Coinbase Gets A Lot of Data Requests From Feds, Mostly FBI: Report

Coinbase disclosed the agencies who requested information about its customers. The Federal Bureau of Investigations topped the list.

By Robert Stevens

3 min read

Cryptocurrency exchange Coinbase today published a transparency report outlining how law enforcement requests information about its 38 million customers. 

The San Francisco-based exchange disclosed that between January 1 and June 30 of this year, law enforcement requested information 1,914 times; 96.6% of these requests concerned criminal investigations. For context, that's more than double the amount of law enforcement requests received last year by competing US-based exchange Kraken.

Law Enforcement Information Requests. Image: Coinbase

“These requests largely come in the form of subpoenas, but may also include search warrants, court orders, and other formal processes,” said Paul Grewal, Coinbase’s Chief legal officer in a blog post. However, Grewal said it is “restricted from disclosing some of the information requests we receive.”

Coinbase further disclosed that US law enforcement made 58% of these requests; UK authorities made 23%; Germany sent 9% of requests and European authorities made up most of the rest. 

Law Enforcement Requests Ranking. Image: Coinbase

Within the US, the FBI made 30.5% of requests; Homeland Security made 16.5%; State and local police made 16.2%; the Drugs Enforcement Administration made 9.3% and the Internal Revenue Service 8.8%. 

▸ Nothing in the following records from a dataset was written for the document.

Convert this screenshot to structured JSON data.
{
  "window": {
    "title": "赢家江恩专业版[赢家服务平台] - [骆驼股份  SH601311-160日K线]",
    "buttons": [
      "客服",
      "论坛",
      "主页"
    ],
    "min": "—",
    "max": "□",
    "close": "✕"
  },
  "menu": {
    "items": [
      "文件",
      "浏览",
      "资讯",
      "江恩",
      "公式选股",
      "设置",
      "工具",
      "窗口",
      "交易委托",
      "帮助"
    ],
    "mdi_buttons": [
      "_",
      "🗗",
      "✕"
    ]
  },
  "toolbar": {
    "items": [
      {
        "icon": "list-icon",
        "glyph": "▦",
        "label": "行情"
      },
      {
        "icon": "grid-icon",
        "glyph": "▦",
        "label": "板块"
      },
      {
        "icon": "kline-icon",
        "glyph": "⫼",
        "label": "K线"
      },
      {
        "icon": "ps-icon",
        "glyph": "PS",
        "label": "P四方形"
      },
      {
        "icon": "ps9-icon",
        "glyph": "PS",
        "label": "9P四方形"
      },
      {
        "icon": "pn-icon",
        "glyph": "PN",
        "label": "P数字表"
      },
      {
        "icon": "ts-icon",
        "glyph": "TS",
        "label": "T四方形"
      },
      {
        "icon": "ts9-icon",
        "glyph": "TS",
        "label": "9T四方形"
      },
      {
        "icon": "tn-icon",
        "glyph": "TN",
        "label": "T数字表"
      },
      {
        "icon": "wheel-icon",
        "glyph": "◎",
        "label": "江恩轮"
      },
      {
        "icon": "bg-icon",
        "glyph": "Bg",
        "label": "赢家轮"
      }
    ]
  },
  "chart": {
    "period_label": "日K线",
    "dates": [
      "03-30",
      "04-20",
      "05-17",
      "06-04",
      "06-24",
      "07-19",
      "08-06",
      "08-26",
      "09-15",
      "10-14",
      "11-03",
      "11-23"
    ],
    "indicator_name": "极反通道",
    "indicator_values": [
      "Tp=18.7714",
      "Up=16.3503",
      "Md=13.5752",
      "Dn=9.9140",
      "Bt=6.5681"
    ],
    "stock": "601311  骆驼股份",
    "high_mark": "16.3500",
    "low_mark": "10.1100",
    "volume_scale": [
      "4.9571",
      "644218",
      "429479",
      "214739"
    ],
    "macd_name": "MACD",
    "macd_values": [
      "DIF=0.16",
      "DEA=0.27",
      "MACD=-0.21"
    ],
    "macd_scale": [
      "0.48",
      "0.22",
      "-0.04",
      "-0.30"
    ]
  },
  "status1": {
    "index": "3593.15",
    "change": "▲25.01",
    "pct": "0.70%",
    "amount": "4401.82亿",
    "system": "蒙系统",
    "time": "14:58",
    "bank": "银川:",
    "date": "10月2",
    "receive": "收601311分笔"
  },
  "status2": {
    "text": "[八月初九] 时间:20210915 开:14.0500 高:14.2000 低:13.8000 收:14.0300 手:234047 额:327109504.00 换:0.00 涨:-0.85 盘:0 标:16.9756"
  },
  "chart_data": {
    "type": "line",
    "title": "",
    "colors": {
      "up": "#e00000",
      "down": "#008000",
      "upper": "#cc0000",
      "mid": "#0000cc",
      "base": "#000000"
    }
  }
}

US Law Enforcement Requests. Image: Coinbase.

The Securities and Exchange Commission, the Commodity Futures Trading Commission, the Secret Service, the Postal Inspection Service, the Department of Justice and the Immigration and Customs Enforcement also made requests.

The report comes a month after the Electronic Frontier Foundation recommended that Coinbase publish the report. The EFF said it is “increasingly concerned that payment processors are being asked to turn over information on their customers, without any mechanism for the public to know who is making those requests, or how often.” 

Hayley Tsukayama, a legislative activist for the Electronic Frontier Foundation, told Decrypt, "We're definitely encouraged by Coinbase's commitment to expanding this report in the future. It's an important first step, to get a scope of what kind of requests Coinbase is getting but there are a lot of other types of information that we'd like to see in a report."

While she recognizes the limitations of how open law enforcement can be, Tsukayama said that the EFF would like to see how Coinbase handles requests, what sort of requests it receives, and the consequences of those requests—such as whether accounts are shut down in response. It's important to know these things, she said, since governments can infer a lot about your life by how you spend your money.

Grewal, Coinbase’s chief legal officer and author of the blog post, said, “we respect the legitimate interests of government authorities in pursuing bad actors who abuse others and our platform,” but that “transparency is a critical part of accountability and maintaining customer trust.”

"Other payment processors should follow suit," said Tsukayama.